I want to write a dynamic frame to S3 as a text file and use '|' as the delimiter.

How can I modify the code below, so that Glue saves the frame as a .txt file and uses '|' as the delimiter.

glue_context.write_dynamic_frame.from_options(
        frame = frame,
        connection_type = "s3",    
        connection_options = {"path": outpath},
        format = "csv")
Robert Kossendey
  • 6,733
  • 2
  • 12
  • 42
Beginner
  • 71
  • 1
  • 3
  • 10

4 Answers4

2

You can convert a DynamicFrame to a spark dataframe and use spark write option sep to save it with your delimiter.

df=frame.toDf()
df.write.option("sep","|").option("header","true").csv(filename)
Mariusz K
  • 66
  • 4
1

I'm not exactly sure why you want to write your data with .txt extension, but then in your file you specify format="csv". If you meant as a generic text file, csv is what you want to use.

Glue DynamicFrameWriter supports custom format options, here's what you need to add to your code (also see docs here):

glue_context.write_dynamic_frame.from_options(
    frame=frame,
    connection_type='s3',
    connection_options={
        'path': outpath,
    },
    format='csv',
    format_options={
        'separator': "|"
        # ...other kwargs
    }
)

Please note that DynamicFrameWriter won't allow to specify a name for your file, and will also create multiple outputs based on the amount of partitions created during execution.

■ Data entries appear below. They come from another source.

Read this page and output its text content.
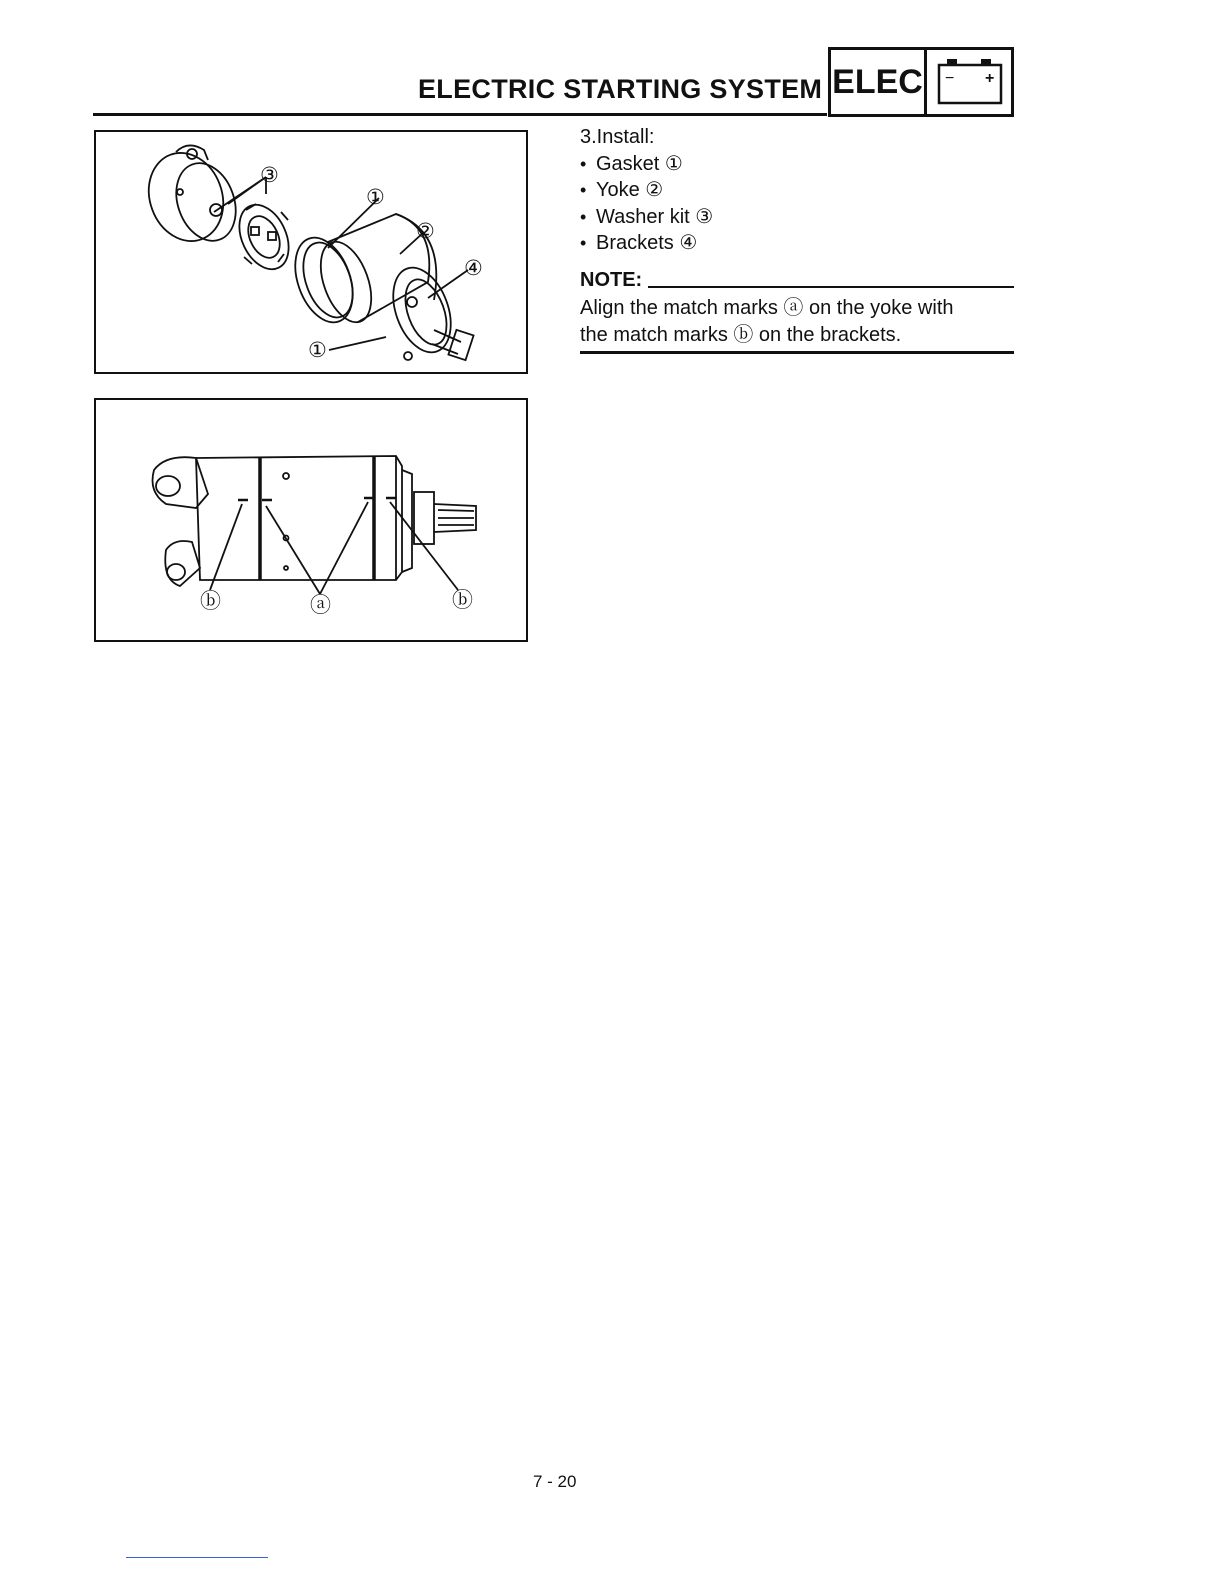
ELECTRIC STARTING SYSTEM ELEC − +
③
①
②
④
①
ⓑ	ⓐ	ⓑ

3.Install:

• Gasket ①

• Yoke ②

• Washer kit ③

• Brackets ④

NOTE:

Align the match marks ⓐ on the yoke with

the match marks ⓑ on the brackets.

7 - 20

If you want just a single output file, you have to do:

df = df.repartition(1)

before writing to s3.

wtfzambo
  • 578
  • 1
  • 12
  • 21
0

Glue does not support .txt as output currently. Here you can read up on the supported file types.

Robert Kossendey
  • 6,733
  • 2
  • 12
  • 42
0

Currently in Glue you can convert spark dataframe to pandas dataframe, simply with:

pandasDF = sparkDF.toPandas()

and you can enjoy all the modern comforts of Pandas.